W lipcu 1963 roku, nastąpiła reorganizacja Zakładów Sprzętu Lotnictwa Sportowego, w wyniku której zlikwidowano dyrekcję ZSLS w Warszawie. Nowo powołana dyrekcja z siedzibą w Bielsku-Białej zaczęła kierować firmą pod nazwą Zakłady Szybowcowe Delta-Bielsko. Jednocześnie, zakłady zamiejscowe ZSLS nr 4 we Wrocławiu i ZSLS nr 2 w Jeżowie utraciły samodzielność finansową i od tej chwili stanowiły zamiejscowe filie na prawach Wydziałów Dyrekcji.
W 1969 roku, powstały szybowce wyczynowe o konstrukcji drewnianej: „Cobra 15” oraz „Cobra 17”. Na tych szybowcach, pilot Jan Wróblewski zdobył tytuł wicemistrza świata, a Franciszek Kępka zdobył trzecie miejsce, na zawodach w Marfie w USA, w 1970 roku.

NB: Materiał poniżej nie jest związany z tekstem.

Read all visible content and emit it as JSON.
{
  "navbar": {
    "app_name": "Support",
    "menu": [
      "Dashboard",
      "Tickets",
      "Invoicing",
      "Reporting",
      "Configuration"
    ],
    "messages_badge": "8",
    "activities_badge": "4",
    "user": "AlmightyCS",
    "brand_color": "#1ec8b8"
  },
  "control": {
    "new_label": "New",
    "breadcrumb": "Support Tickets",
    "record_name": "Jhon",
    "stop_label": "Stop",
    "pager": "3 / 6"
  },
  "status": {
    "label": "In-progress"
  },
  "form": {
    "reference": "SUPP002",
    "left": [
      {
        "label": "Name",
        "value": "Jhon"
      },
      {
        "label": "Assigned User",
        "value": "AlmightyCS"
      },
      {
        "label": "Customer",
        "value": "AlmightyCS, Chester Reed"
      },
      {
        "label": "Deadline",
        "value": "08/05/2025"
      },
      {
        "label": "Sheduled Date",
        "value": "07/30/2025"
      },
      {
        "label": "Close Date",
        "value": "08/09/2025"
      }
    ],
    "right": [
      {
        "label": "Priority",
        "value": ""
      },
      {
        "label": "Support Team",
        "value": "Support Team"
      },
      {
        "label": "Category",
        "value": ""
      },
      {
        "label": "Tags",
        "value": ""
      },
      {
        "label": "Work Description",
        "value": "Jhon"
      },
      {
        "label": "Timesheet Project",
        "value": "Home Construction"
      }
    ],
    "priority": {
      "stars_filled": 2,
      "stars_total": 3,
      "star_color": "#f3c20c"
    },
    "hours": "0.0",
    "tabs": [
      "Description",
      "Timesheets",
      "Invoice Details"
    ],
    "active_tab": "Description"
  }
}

W 1971 roku, zbudowano wyczynowy szybowiec SZD-43 „Orion”, o konstrukcji laminatowo-drewnianej. Ciekawostką szybowca był balastowy zbiornik wodny, o pojemności 70 litrów. Na tych szybowcach, pilot Jan Wróblewski zdobył tytuł mistrza świata, a Franciszek Kępka zdobył trzecie miejsce, na zawodach w Vrasacu w Jugosławii, w 1972 roku.
Przedsiębiorstwo Doświadczalno-Produkcyjne Szybownictwa. PZL-Bielsko.
W 1968 roku, decydenci zdecydowali, iż era szybowców o konstrukcji drewnianej dobiegła końca, bo szybowce z laminatu zaczynały wyraźnie górować. W maju 1969 roku, powołano do istnienia Zakład Doświadczalny Rozwoju i Budowy Szybowców, który w styczniu 1972 roku, przemianowano w Ośrodek Badawczo-Rozwojowy Szybownictwa. W 1975 roku, nastąpiło jego połączenie z Szybowcowym Zakładem Doświadczalnym i zmiana nazwy na Przedsiębiorstwo Doświadczalno-Produkcyjne Szybownictwa PZL Bielsko (PDPSz PZL-Bielsko).
Pierwszym Polskim szybowcem wykonanym z kompozytu szklano-epoksydowego był doświadczalny SZD-37 Jantar, na którym Polscy piloci w 1972 roku, startowali na Szybowcowych Mistrzostwach Świata FAI w Jugosławii. Międzynarodowa komisja przyznała wtedy Jantarowi tytuł najlepszego szybowca w klasie otwartej, o rozpiętości 19 m. Na szybowcu „Jantar”, pilot Stanisław Kluk zdobył trzecie miejsce w klasie otwartej, a jednocześnie tytuł mistrza świata dla szybowców o rozpiętości 19 m.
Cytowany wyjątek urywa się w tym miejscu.